Le 19 février 2014, place Maïdan à Kiev, le photographe Jérôme Sessini est le témoin direct des tirs à balles réelles contre les manifestants qui feront au final plus de 100 morts et 500 blessés. Il a pu filmer au plus près la réalité et la brutalité des affrontements.
Publié le 21 février 2014 à 19h40
Mis à jour le 08 décembre 2020 à 05h10
Jérôme Sessini est photographe à l'agence Magnum. Né en 1968, il a couvert les conflits au Kosovo, au Liban, en Irak ou en Libye. Ce mercredi 19 février, il se rend vers 8h30 du matin sur la place Maïdan, épicentre de la contestation ukrainienne avec Eric Bouvet, un autre photographe français. En arrivant sur place, il s'aperçoit que les barricades de la veille ont été repoussées pendant la nuit. Il remonte alors l'avenue Instytutska vers la première ligne que les manifestants essaient de reconstituer. L'ambiance est calme. Aucun tir. Après cinq cents mètres, il croise deux blessés évacués sur des brancards.

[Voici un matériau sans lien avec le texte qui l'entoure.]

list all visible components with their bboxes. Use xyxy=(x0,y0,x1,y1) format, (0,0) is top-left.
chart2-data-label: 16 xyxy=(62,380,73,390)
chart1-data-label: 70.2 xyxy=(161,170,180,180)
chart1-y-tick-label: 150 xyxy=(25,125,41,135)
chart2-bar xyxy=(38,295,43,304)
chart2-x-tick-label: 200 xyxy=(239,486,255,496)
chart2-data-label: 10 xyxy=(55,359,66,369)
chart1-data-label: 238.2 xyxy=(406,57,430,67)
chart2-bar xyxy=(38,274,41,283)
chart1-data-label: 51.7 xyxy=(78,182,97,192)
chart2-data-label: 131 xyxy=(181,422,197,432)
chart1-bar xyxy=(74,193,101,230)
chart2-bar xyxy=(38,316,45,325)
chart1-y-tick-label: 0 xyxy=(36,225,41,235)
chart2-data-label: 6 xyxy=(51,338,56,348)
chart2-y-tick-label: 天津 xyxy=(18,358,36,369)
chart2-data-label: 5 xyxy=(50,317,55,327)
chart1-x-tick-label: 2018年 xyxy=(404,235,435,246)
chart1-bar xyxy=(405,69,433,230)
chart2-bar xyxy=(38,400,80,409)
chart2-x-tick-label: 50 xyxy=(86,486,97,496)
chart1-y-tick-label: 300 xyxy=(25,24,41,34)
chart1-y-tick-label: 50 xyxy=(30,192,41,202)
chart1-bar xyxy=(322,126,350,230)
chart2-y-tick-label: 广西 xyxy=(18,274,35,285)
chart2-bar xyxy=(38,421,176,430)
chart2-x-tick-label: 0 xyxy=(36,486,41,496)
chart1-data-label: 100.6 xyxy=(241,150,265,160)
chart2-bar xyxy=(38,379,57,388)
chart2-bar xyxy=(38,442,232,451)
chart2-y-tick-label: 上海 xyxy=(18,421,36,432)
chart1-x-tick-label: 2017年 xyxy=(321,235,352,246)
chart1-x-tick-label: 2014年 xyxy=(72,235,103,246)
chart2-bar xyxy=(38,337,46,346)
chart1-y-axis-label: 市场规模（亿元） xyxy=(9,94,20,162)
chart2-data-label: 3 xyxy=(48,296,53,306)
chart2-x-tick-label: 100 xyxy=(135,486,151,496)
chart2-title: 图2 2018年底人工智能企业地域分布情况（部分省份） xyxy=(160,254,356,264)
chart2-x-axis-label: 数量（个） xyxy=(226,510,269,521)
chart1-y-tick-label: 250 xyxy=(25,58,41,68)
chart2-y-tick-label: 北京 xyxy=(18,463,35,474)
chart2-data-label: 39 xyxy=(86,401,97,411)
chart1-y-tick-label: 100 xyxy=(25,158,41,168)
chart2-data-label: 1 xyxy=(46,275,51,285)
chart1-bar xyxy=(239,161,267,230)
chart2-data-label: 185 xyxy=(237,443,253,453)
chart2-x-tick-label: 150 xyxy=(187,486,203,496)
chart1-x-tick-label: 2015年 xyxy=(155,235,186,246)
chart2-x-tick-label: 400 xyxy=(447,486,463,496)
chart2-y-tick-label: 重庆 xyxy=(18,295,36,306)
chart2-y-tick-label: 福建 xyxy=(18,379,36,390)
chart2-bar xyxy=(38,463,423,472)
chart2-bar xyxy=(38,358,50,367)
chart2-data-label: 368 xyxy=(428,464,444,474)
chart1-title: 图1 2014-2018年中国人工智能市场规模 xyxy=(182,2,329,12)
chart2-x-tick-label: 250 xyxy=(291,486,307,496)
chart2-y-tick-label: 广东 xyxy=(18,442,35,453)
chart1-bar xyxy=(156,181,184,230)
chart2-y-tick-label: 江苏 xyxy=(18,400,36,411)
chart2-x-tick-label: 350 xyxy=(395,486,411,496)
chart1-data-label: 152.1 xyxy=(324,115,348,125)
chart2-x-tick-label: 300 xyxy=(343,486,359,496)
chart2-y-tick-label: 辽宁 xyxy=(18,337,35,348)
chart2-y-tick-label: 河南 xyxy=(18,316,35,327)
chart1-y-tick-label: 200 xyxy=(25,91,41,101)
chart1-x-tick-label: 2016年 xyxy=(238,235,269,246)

Il est 9 h. Voilà la dernière barricade et la première ligne. De l'autre côté de la rue, des manifestants se cachent derrière des arbres ou se protègent derrière des boucliers en inox ou en fonte. Jérôme Sessini traverse la rue et se place derrière le groupe de manifestants. Trois corps gisent dans une mare de sang, mais le photographe de Magnum ne comprend pas encore ce qu'il est en train de se passer : « Je pensais qu'ils tiraient avec des balles en plastique ou en caoutchouc. C'est seulement quand j'ai entendu les coups de feu que j'ai reconnu le bruit des balles réelles, des tirs kalachnikov ». Jérôme Sessini se met à filmer la scène et voici les images qu'il a pu recueillir.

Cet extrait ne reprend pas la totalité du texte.